Devices Watts (running) Watts (starting)
Electric Heater 1,000 2,000
Space Heater (small) 800
Space Heater (large) 1,800
Oil Filled Radiator (750w) 750
Electric Thermal Radiator 750
Electric Fireplace (heating mode) 1,500
Electric blanket 200

How to run furnace when power is out

If your generator is powered by gasoline (like in most cases), the safest place for it is OUTSIDE. You can also dedicate a specific shelter for your generator with good ventilation and fire-resistant coating.

A small power station (also called a solar generator), could be placed indoors and be dedicated to power your furnace only. These are generally not very big units and they get recharged from the outlet or solar panels.

If you want to use a regular generator for your furnace, make sure it’s large enough to accommodate your furnace and other power needs. Powering a whole house during the power outage usually requires a solid, stand-by generator (very commonly – natural gas).

Standby generators are kept outdoors, so no worries there, and with proper maintenance, it will serve you for a long, long time. It is safe to use a portable generator to power your gas furnace as long as you take the usual precautions when doing so.
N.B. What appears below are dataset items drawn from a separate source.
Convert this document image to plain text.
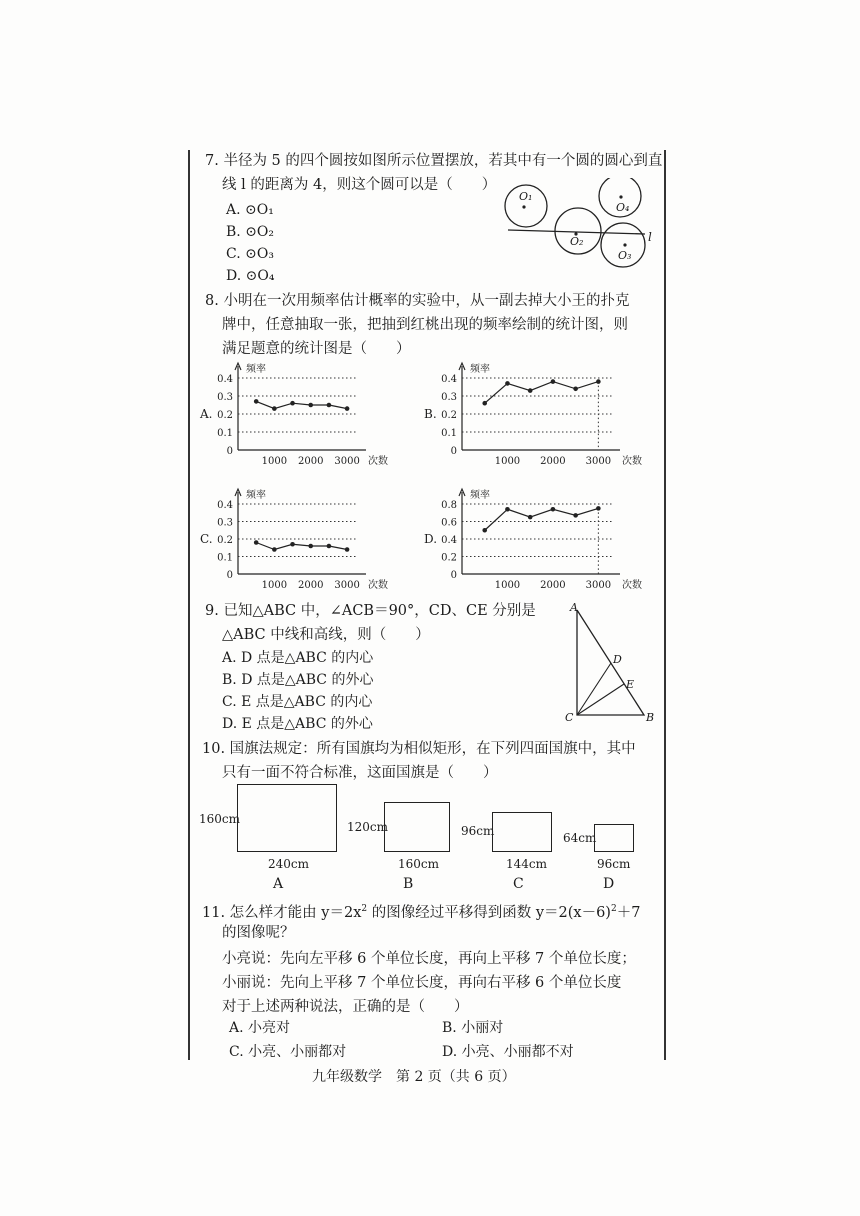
7. 半径为 5 的四个圆按如图所示位置摆放，若其中有一个圆的圆心到直
线 l 的距离为 4，则这个圆可以是（　　）
A. ⊙O₁
B. ⊙O₂
C. ⊙O₃
D. ⊙O₄
O₁
O₂
O₃
O₄
l
8. 小明在一次用频率估计概率的实验中，从一副去掉大小王的扑克
牌中，任意抽取一张，把抽到红桃出现的频率绘制的统计图，则
满足题意的统计图是（　　）
A.
频率
次数
0
0.1
0.2
0.3
0.4
1000 2000 3000
B.
频率
次数
0
0.1
0.2
0.3
0.4
1000 2000 3000
C.
频率
次数
0
0.1
0.2
0.3
0.4
1000 2000 3000
D.
频率
次数
0
0.2
0.4
0.6
0.8
1000 2000 3000
9. 已知△ABC 中，∠ACB＝90°，CD、CE 分别是
△ABC 中线和高线，则（　　）
A. D 点是△ABC 的内心
B. D 点是△ABC 的外心
C. E 点是△ABC 的内心
D. E 点是△ABC 的外心
A
D
E
C	B
10. 国旗法规定：所有国旗均为相似矩形，在下列四面国旗中，其中
只有一面不符合标准，这面国旗是（　　）
160cm
240cm
A
120cm
160cm
B
96cm
144cm
C
64cm
96cm
D
11. 怎么样才能由 $y=2x^2$ 的图像经过平移得到函数 $y=2(x-6)^2+7$
的图像呢？
小亮说：先向左平移 6 个单位长度，再向上平移 7 个单位长度；
小丽说：先向上平移 7 个单位长度，再向右平移 6 个单位长度
对于上述两种说法，正确的是（　　）
A. 小亮对	B. 小丽对
C. 小亮、小丽都对	D. 小亮、小丽都不对
九年级数学　第 2 页（共 6 页）
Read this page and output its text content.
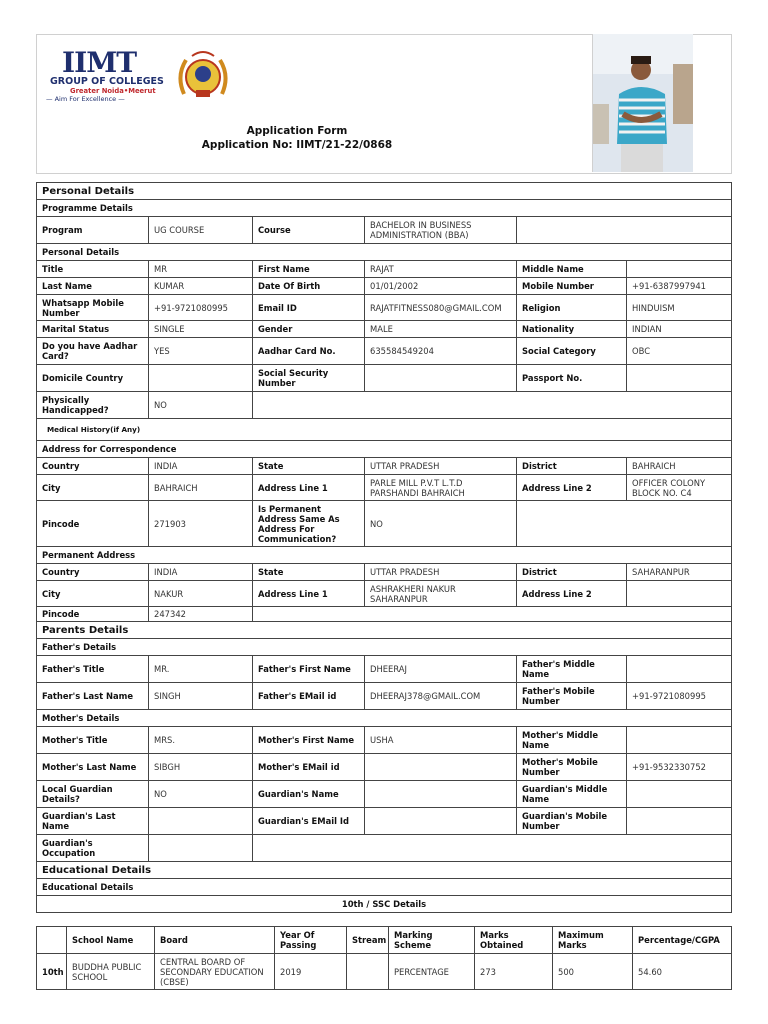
IIMT
GROUP OF COLLEGES
Greater Noida•Meerut
— Aim For Excellence —
Application Form
Application No: IIMT/21-22/0868
Personal Details					
Programme Details					
Program	UG COURSE	Course	BACHELOR IN BUSINESS ADMINISTRATION (BBA)		
Personal Details					
Title	MR	First Name	RAJAT	Middle Name	
Last Name	KUMAR	Date Of Birth	01/01/2002	Mobile Number	+91-6387997941
Whatsapp Mobile Number	+91-9721080995	Email ID	RAJATFITNESS080@GMAIL.COM	Religion	HINDUISM
Marital Status	SINGLE	Gender	MALE	Nationality	INDIAN
Do you have Aadhar Card?	YES	Aadhar Card No.	635584549204	Social Category	OBC
Domicile Country		Social Security Number		Passport No.	
Physically Handicapped?	NO				
Medical History(if Any)					
Address for Correspondence					
Country	INDIA	State	UTTAR PRADESH	District	BAHRAICH
City	BAHRAICH	Address Line 1	PARLE MILL P.V.T L.T.D PARSHANDI BAHRAICH	Address Line 2	OFFICER COLONY BLOCK NO. C4
Pincode	271903	Is Permanent Address Same As Address For Communication?	NO		
Permanent Address					
Country	INDIA	State	UTTAR PRADESH	District	SAHARANPUR
City	NAKUR	Address Line 1	ASHRAKHERI NAKUR SAHARANPUR	Address Line 2	
Pincode	247342				
Parents Details					
Father's Details					
Father's Title	MR.	Father's First Name	DHEERAJ	Father's Middle Name	
Father's Last Name	SINGH	Father's EMail id	DHEERAJ378@GMAIL.COM	Father's Mobile Number	+91-9721080995
Mother's Details					
Mother's Title	MRS.	Mother's First Name	USHA	Mother's Middle Name	
Mother's Last Name	SIBGH	Mother's EMail id		Mother's Mobile Number	+91-9532330752
Local Guardian Details?	NO	Guardian's Name		Guardian's Middle Name	
Guardian's Last Name		Guardian's EMail Id		Guardian's Mobile Number	
Guardian's Occupation					
Educational Details					
Educational Details					
10th / SSC Details					
	School Name	Board	Year Of Passing	Stream	Marking Scheme	Marks Obtained	Maximum Marks	Percentage/CGPA
10th	BUDDHA PUBLIC SCHOOL	CENTRAL BOARD OF SECONDARY EDUCATION (CBSE)	2019		PERCENTAGE	273	500	54.60
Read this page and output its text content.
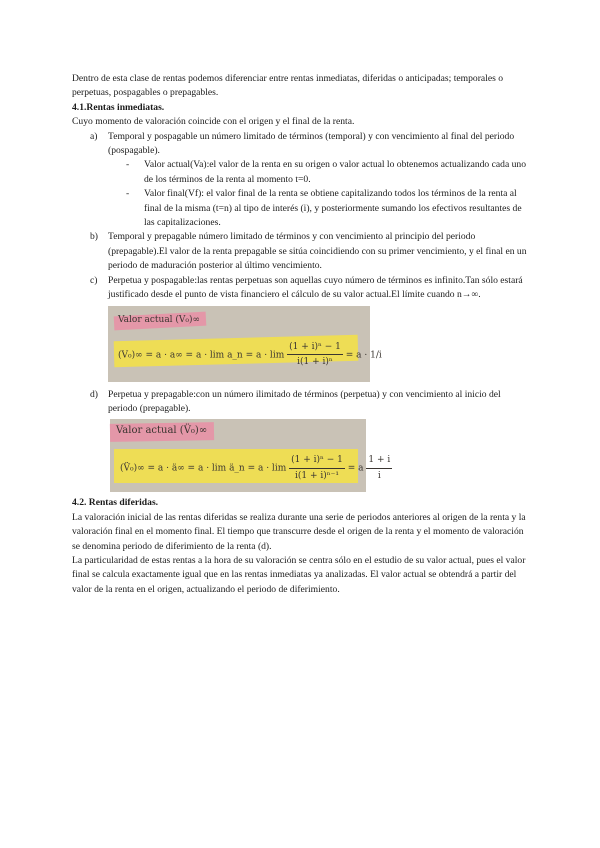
Dentro de esta clase de rentas podemos diferenciar entre rentas inmediatas, diferidas o anticipadas; temporales o perpetuas, pospagables o prepagables.

4.1.Rentas inmediatas.

Cuyo momento de valoración coincide con el origen y el final de la renta.

a) Temporal y pospagable un número limitado de términos (temporal) y con vencimiento al final del periodo (pospagable).
- Valor actual(Va):el valor de la renta en su origen o valor actual lo obtenemos actualizando cada uno de los términos de la renta al momento t=0.
- Valor final(Vf): el valor final de la renta se obtiene capitalizando todos los términos de la renta al final de la misma (t=n) al tipo de interés (i), y posteriormente sumando los efectivos resultantes de las capitalizaciones.
b) Temporal y prepagable número limitado de términos y con vencimiento al principio del periodo (prepagable).El valor de la renta prepagable se sitúa coincidiendo con su primer vencimiento, y el final en un periodo de maduración posterior al último vencimiento.
c) Perpetua y pospagable:las rentas perpetuas son aquellas cuyo número de términos es infinito.Tan sólo estará justificado desde el punto de vista financiero el cálculo de su valor actual.El límite cuando n→∞.
Valor actual (V₀)∞
(V₀)∞ = a · a∞ = a · lim a_n = $a \cdot \lim \frac{\text{(1 + i)ⁿ − 1}}{\text{i(1 + i)ⁿ}} = a \cdot 1/i$
d) Perpetua y prepagable:con un número ilimitado de términos (perpetua) y con vencimiento al inicio del periodo (prepagable).
Valor actual (V̈₀)∞
(V̈₀)∞ = a · ä∞ = a · lim ä_n = $a \cdot \lim \frac{\text{(1 + i)ⁿ − 1}}{\text{i(1 + i)ⁿ⁻¹}} = a \frac{1 + i}{i}$

4.2. Rentas diferidas.

La valoración inicial de las rentas diferidas se realiza durante una serie de periodos anteriores al origen de la renta y la valoración final en el momento final. El tiempo que transcurre desde el origen de la renta y el momento de valoración se denomina periodo de diferimiento de la renta (d).

La particularidad de estas rentas a la hora de su valoración se centra sólo en el estudio de su valor actual, pues el valor final se calcula exactamente igual que en las rentas inmediatas ya analizadas. El valor actual se obtendrá a partir del valor de la renta en el origen, actualizando el periodo de diferimiento.
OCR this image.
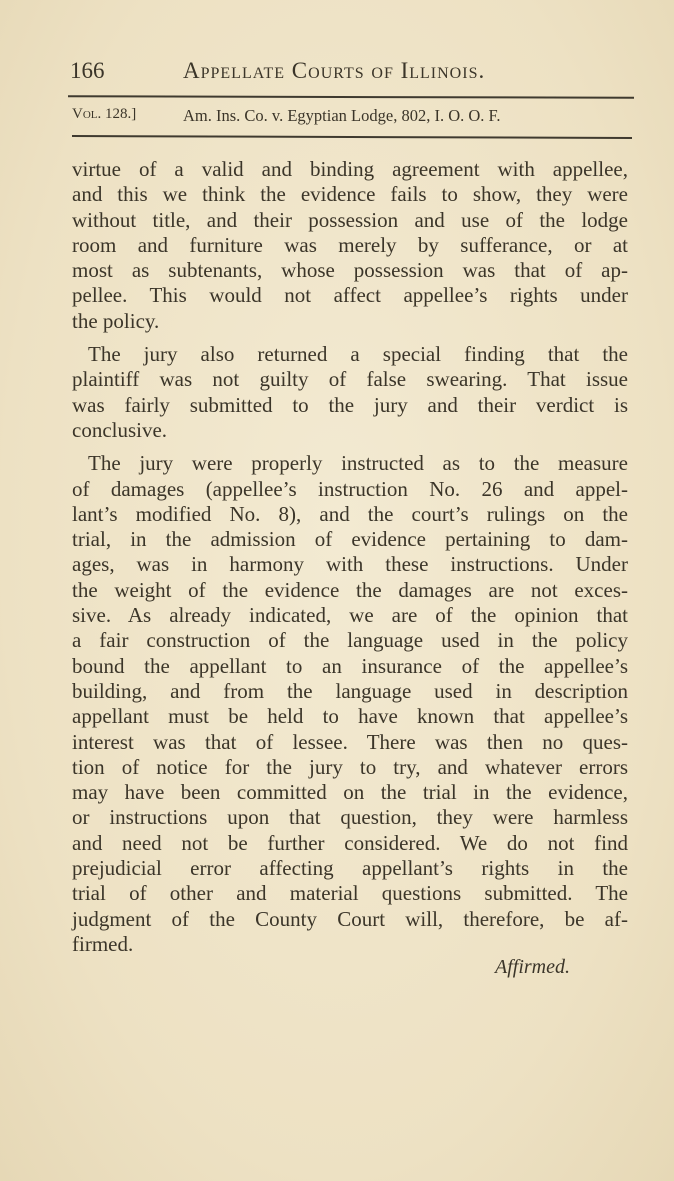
166	Appellate Courts of Illinois.
Vol. 128.]	Am. Ins. Co. v. Egyptian Lodge, 802, I. O. O. F.
virtue of a valid and binding agreement with appellee,
and this we think the evidence fails to show, they were
without title, and their possession and use of the lodge
room and furniture was merely by sufferance, or at
most as subtenants, whose possession was that of ap-
pellee. This would not affect appellee’s rights under
the policy.
The jury also returned a special finding that the
plaintiff was not guilty of false swearing. That issue
was fairly submitted to the jury and their verdict is
conclusive.
The jury were properly instructed as to the measure
of damages (appellee’s instruction No. 26 and appel-
lant’s modified No. 8), and the court’s rulings on the
trial, in the admission of evidence pertaining to dam-
ages, was in harmony with these instructions. Under
the weight of the evidence the damages are not exces-
sive. As already indicated, we are of the opinion that
a fair construction of the language used in the policy
bound the appellant to an insurance of the appellee’s
building, and from the language used in description
appellant must be held to have known that appellee’s
interest was that of lessee. There was then no ques-
tion of notice for the jury to try, and whatever errors
may have been committed on the trial in the evidence,
or instructions upon that question, they were harmless
and need not be further considered. We do not find
prejudicial error affecting appellant’s rights in the
trial of other and material questions submitted. The
judgment of the County Court will, therefore, be af-
firmed.
Affirmed.
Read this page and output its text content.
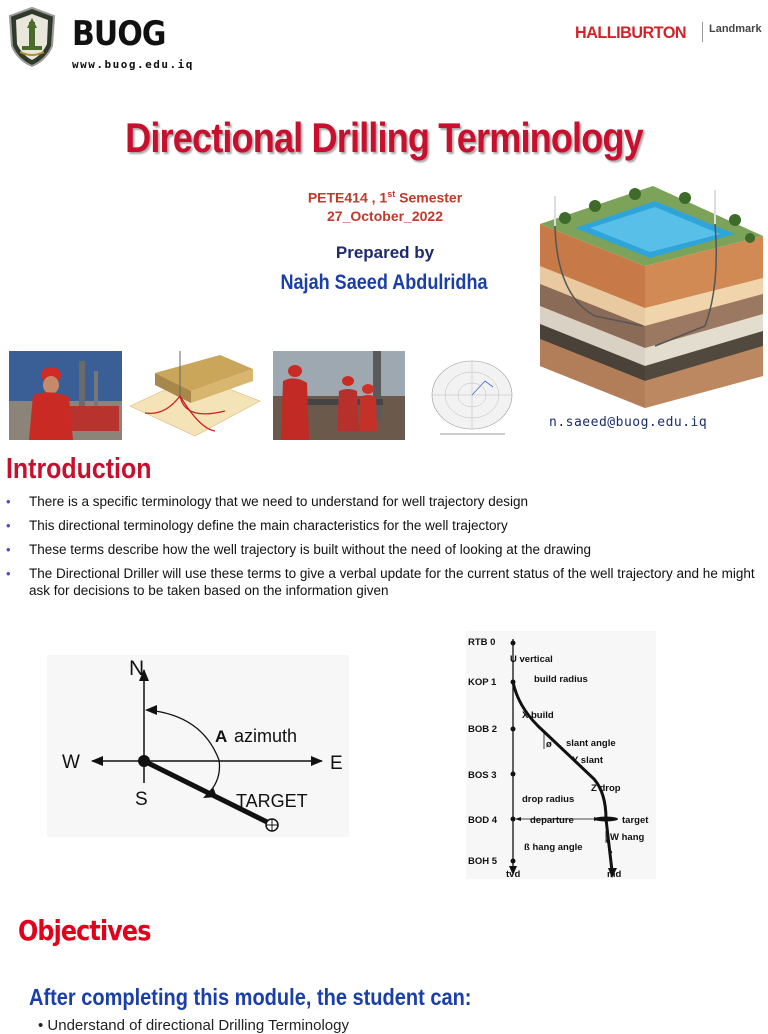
BUOG
www.buog.edu.iq
HALLIBURTON Landmark
Directional Drilling Terminology
PETE414 , 1st Semester
27_October_2022
Prepared by
Najah Saeed Abdulridha
n.saeed@buog.edu.iq
Introduction
• There is a specific terminology that we need to understand for well trajectory design
• This directional terminology define the main characteristics for the well trajectory
• These terms describe how the well trajectory is built without the need of looking at the drawing
• The Directional Driller will use these terms to give a verbal update for the current status of the well trajectory and he might ask for decisions to be taken based on the information given
N
S
E
W
A azimuth
TARGET
RTB 0
KOP 1
BOB 2
BOS 3
BOD 4
BOH 5
U vertical
build radius
X build
ø slant angle
Y slant
Z drop
drop radius
departure	target
W hang
ß hang angle
tvd	md
Objectives
After completing this module, the student can:
• Understand of directional Drilling Terminology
Here are some tips on how to use your generator to run the furnace and keep your family away from harm:

  1. Stay clear of the gas. Generators can emit carbon monoxide gas that is dangerous if inhaled. They are not safe to use even when a room (or garage) is thoroughly vented by opening windows and doors.
  2. Use a carbon monoxide detector. Using a carbon monoxide monitor when running a generator will ensure that nothing gets into your living areas! Also, place your generator as far from the home as possible.
  3. Get extra fuel. If power outages are common in your area and predictable, get some extra gasoline or propane tanks to be ready for one.
  4. Charge batteries. If you’re using a battery-powered (solar) generator, make sure it’s always completely charged and stored safely so it’s ready to go when you need it.
  5. Properly sized cord. Use an outdoor-safe (good quality) cord that is capable of carrying all the wattage you need to operate your gas heater when connecting it to your generator.
  6. Parallel generators for more power. Inverter generators could be paralleled to give you a power boost during the outage (in case you need more appliances than just a furnace). You can use one to run your appliances and the other to run your furnace. Consult manufacturer’s instructions for more info.